Watching a parent decline in mental or physical abilities is emotionally challenging enough. Add in taking on tasks for which you have no training for and making decisions about finances and care, and it can be downright overwhelming.
3. The Swooper
This is the long-distance sibling who usually only comes home around the holidays.
“The Swooper comes in from out of state and thinks everything needs to change, changes things, and then swoops away,” Thorpe says. “It can be positive — someone with fresh eyes can see something. It can also feel very disruptive and leave the local caregiver feeling unappreciated or not understood.”
4. The Pauper
This is the sibling who is unable to visit or assist in any way because of financial reasons. Often, the Pauper avoids any type of assistance to an aging parent by claiming they can’t miss work or they can’t afford a plane ticket.

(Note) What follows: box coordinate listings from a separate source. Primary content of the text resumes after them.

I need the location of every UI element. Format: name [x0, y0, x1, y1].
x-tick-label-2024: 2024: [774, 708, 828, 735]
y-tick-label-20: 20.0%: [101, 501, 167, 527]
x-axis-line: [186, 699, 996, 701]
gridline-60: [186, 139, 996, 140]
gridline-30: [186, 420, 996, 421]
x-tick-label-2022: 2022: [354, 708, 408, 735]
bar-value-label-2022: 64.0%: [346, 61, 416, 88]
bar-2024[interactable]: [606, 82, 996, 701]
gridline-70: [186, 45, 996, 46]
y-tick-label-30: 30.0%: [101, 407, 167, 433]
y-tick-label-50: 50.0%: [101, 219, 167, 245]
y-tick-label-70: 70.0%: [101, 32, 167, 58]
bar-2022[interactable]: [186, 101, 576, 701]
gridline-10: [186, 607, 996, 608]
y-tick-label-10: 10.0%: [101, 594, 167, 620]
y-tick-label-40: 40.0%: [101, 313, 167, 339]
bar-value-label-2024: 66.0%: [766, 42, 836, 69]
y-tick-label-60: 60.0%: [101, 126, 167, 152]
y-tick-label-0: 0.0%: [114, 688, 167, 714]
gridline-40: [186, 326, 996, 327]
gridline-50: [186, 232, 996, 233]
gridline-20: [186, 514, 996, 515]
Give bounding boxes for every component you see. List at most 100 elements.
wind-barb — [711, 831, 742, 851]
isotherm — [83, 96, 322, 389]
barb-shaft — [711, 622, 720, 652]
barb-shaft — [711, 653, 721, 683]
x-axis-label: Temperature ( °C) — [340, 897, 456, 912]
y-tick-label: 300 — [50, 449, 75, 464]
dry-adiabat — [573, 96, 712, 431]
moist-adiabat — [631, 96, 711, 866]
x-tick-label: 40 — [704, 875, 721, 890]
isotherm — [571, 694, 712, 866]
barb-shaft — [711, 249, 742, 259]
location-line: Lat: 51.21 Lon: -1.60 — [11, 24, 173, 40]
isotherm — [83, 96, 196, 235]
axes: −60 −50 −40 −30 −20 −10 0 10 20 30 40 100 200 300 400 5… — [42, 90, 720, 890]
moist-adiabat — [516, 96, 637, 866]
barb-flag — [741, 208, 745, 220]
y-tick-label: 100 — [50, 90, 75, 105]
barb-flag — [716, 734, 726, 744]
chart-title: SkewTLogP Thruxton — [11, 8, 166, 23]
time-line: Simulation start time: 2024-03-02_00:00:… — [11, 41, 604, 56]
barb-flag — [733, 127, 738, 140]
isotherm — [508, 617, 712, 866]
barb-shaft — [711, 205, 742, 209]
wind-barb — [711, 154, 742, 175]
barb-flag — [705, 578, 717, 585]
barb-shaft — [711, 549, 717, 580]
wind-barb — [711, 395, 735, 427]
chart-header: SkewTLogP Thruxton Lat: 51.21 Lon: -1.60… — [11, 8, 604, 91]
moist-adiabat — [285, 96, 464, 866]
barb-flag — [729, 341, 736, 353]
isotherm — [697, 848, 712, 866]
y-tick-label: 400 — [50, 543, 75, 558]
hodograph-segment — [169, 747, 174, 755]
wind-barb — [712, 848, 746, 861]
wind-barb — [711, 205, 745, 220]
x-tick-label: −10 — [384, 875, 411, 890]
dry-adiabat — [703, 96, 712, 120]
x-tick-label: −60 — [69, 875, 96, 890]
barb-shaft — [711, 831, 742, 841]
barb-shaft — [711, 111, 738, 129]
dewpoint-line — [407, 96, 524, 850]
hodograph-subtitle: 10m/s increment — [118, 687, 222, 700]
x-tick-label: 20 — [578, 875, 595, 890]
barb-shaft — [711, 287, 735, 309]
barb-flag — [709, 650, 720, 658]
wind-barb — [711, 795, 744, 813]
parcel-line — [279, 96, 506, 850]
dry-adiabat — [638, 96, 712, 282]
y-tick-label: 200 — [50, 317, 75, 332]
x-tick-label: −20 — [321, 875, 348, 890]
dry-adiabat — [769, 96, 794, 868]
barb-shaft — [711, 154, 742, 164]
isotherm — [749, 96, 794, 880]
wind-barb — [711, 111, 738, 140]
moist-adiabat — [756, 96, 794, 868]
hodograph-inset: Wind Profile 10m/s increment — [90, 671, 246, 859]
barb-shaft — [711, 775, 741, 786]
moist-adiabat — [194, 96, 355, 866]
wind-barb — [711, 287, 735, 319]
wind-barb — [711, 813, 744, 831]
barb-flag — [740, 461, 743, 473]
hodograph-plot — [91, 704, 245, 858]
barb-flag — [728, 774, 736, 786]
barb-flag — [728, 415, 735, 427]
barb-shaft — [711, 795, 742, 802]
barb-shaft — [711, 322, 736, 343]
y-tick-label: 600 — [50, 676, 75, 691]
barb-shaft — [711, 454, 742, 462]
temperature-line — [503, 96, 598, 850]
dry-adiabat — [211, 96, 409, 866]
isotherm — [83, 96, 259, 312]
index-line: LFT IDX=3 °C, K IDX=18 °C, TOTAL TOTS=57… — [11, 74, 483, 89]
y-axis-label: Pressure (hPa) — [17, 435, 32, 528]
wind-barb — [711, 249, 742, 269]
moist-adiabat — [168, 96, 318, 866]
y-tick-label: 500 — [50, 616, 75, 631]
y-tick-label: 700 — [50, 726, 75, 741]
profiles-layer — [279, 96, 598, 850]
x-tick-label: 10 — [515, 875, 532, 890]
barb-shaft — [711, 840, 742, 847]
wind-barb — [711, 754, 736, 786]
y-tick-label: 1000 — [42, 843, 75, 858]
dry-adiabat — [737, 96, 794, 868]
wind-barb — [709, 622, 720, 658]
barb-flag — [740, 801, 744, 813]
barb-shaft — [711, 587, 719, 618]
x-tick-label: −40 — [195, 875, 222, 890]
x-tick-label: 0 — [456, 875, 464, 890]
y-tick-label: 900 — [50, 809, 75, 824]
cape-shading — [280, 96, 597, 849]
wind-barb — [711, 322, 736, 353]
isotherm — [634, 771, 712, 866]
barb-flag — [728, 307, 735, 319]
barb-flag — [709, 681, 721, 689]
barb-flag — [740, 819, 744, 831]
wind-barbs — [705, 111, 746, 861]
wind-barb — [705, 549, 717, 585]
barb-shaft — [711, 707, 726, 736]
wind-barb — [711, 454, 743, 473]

The financial burden of caring for an aging parent is a large one. In families where one sibling is the primary caregiver, it’s common that the other siblings shirk responsibility because they feel like they don’t have the money to contribute to the cost of caregiving. Let’s be real: Most caregivers “don’t have the money.”
5. The Whiner
This is the sibling who is unable to focus on parent’s needs or be a part of the care team because their own life is so hard, they are too busy, or are ill themselves. Although some complaints may be legitimate, the chronic whining during get-togethers or family meetings is problematic.
6. The Peacemaker
This is the sibling who often gets overlooked and can have a hard time feeling heard. Often soft-spoken, The Peacemaker spends the majority of their time gluing all the family relationships back together again after disagreements. The Peacemaker often sacrifices their own needs and doesn’t share their feelings or opinions for fear of starting an argument or being criticized.
As a professional family mediator, Thorpe says it’s important to recognize these patterns may be at play but not to make judgments or assumptions based on them.
“As mediators, we see each person for who they are and what they bring to the table, not in terms of stereotypes but really in terms of their experiences and perspective,” she says. “The generalizations can be helpful, but we want to test those assumptions.”
Not only is it common for siblings to revert back to old patterns, but it’s equally as common for their brothers and sisters to assume they’re going to act that way, too.
“It’s human nature to make assumptions about people, to not recognize that people might have grown and changed, and to not give people the opportunity to be a different person,” Thorpe says. “Siblings often don’t recognize one another’s new skills.”
This is a difficult time, so have compassion for yourself, and try to have compassion for your siblings. You don’t have to excuse negative behavior, but try to imagine the fear, pain, or need that is causing your siblings to react as they do. That kind of understanding can defuse a lot of sibling conflict.